About 41 percent of Japanese firms see an escalating territorial row with China affecting their business plans, with some considering pulling out of the country and shifting operations elsewhere, a Reuters poll showed yesterday.
The Reuters poll comes as relations between Asia’s two biggest economies have hit their lowest point in decades over a dispute centered on an uninhabited group of islands in the East China Sea that are also claimed by Taiwan.
Customs officials in the port city of Tianjin near Beijing have told Japanese companies their imports will be inspected more frequently, the Asahi Shimbun reported, in a worrying sign that Japan’s shipments to China could slow. Automaker Honda Motor Co said it was already making contingency plans.
Photo: AFP
“We are trying to forecast things in advance and preparing as much as possible to avoid any impact on our business,” Honda CEO Takanobu Ito told a news conference.
Street protests in China have forced some Japanese firms to suspend operations in that country, and the share prices of Japanese firms with exposure to China have tumbled.
However, the Reuters survey of 400 large and medium-sized companies, of which roughly 260 responded between Aug. 31 and Sept. 14, was taken before the worst of the protests, which damaged factories, restaurants and retail stores.
“We’re worried that Chinese workers could start boycotting production lines at Japanese firms in China or start making unreasonable demands for wage increases,” one transportation equipment manufacturer said.

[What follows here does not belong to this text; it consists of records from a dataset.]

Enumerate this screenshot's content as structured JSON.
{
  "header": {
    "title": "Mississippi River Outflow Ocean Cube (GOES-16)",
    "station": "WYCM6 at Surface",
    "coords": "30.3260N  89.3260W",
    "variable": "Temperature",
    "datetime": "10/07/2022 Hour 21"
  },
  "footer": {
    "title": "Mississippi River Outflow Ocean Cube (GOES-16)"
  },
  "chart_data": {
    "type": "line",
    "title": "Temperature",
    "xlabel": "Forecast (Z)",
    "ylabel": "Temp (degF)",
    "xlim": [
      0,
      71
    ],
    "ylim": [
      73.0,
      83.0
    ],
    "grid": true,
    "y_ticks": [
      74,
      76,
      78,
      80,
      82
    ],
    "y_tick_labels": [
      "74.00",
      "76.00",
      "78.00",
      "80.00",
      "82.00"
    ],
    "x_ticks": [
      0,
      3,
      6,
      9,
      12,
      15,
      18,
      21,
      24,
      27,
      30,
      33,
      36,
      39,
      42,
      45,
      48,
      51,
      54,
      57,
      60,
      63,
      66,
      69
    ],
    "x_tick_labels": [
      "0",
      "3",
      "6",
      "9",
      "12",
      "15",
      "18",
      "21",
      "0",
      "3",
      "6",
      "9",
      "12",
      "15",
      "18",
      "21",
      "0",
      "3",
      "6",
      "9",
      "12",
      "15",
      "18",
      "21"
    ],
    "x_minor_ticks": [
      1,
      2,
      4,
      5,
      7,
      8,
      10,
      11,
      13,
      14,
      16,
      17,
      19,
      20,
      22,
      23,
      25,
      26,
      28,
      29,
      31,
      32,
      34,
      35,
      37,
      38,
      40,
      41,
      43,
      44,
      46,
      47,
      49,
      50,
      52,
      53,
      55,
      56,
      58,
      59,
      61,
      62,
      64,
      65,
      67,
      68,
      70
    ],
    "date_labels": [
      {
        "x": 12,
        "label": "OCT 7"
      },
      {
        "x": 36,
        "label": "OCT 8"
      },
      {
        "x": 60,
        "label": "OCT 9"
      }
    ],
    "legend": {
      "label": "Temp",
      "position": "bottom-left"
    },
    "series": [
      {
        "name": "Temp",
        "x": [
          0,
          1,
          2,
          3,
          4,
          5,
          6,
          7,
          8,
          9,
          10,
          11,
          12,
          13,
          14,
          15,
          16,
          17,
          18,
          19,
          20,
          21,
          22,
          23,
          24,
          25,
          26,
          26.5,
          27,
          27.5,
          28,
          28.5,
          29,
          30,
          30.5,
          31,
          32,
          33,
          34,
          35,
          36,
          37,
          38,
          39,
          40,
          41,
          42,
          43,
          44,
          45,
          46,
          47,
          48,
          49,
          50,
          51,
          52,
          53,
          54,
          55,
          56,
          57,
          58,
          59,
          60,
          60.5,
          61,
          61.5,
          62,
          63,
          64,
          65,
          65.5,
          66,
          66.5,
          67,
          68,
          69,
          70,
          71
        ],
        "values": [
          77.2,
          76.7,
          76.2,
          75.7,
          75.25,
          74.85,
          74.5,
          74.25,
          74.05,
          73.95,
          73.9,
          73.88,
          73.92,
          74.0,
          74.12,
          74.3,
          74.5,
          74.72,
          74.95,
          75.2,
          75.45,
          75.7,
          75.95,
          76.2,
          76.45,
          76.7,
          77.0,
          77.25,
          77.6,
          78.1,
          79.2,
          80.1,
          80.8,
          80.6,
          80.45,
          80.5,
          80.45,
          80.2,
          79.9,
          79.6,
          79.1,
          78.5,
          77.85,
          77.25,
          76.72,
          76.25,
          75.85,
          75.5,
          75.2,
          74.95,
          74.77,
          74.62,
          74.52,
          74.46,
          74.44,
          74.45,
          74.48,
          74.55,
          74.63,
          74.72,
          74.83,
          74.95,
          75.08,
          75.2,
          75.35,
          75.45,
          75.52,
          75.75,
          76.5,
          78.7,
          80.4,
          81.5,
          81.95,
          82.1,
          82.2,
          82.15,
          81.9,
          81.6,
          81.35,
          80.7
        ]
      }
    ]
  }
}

Firms in sectors such as wholesale, transport equipment and electric machinery were among those expecting the most fallout from worsening relations with China and other parts of Asia.
Some of the firms which see friction with China affecting business plans have suffered not only from rowdy protests involving damage and consumer strikes, but other problems as well.
“We were stranded at customs there even as we followed proper procedures for exporting parts,” one machinery firm said.
A transport machinery company complained that it was excluded from bidding in China.
“We need to consider closing our base in China and withdrawing our personnel,” one metal products company said.
Others voiced caution about investing in China, while considering putting off plans to make inroads into Chinese markets or seeking alternate sites.
“We have had many diplomatic clashes in the past, and in the end this always comes back to hurt Japanese companies who are in China,” said Naoto Saito, a senior economist at Daiwa Institute of Research.
“This is likely to happen again, so companies will seriously start to question whether they want to go to China or tap other markets,” Saito said.
Japanese companies could bypass China for Southeast Asian countries such as Indonesia, Malaysia or Thailand, Saito said.
China, the world’s second-largest economy, and Japan, the third-largest, have total two-way trade of about US$345 billion, but some experts believe anti-Japan sentiment could prompt firms to rethink investments in China in the longer term.
“The impact on our business so far has been small, but Japanese and non-Japanese employees at our offices in Shanghai and Hong Kong have been subjected to harassment,” one services sector firm said.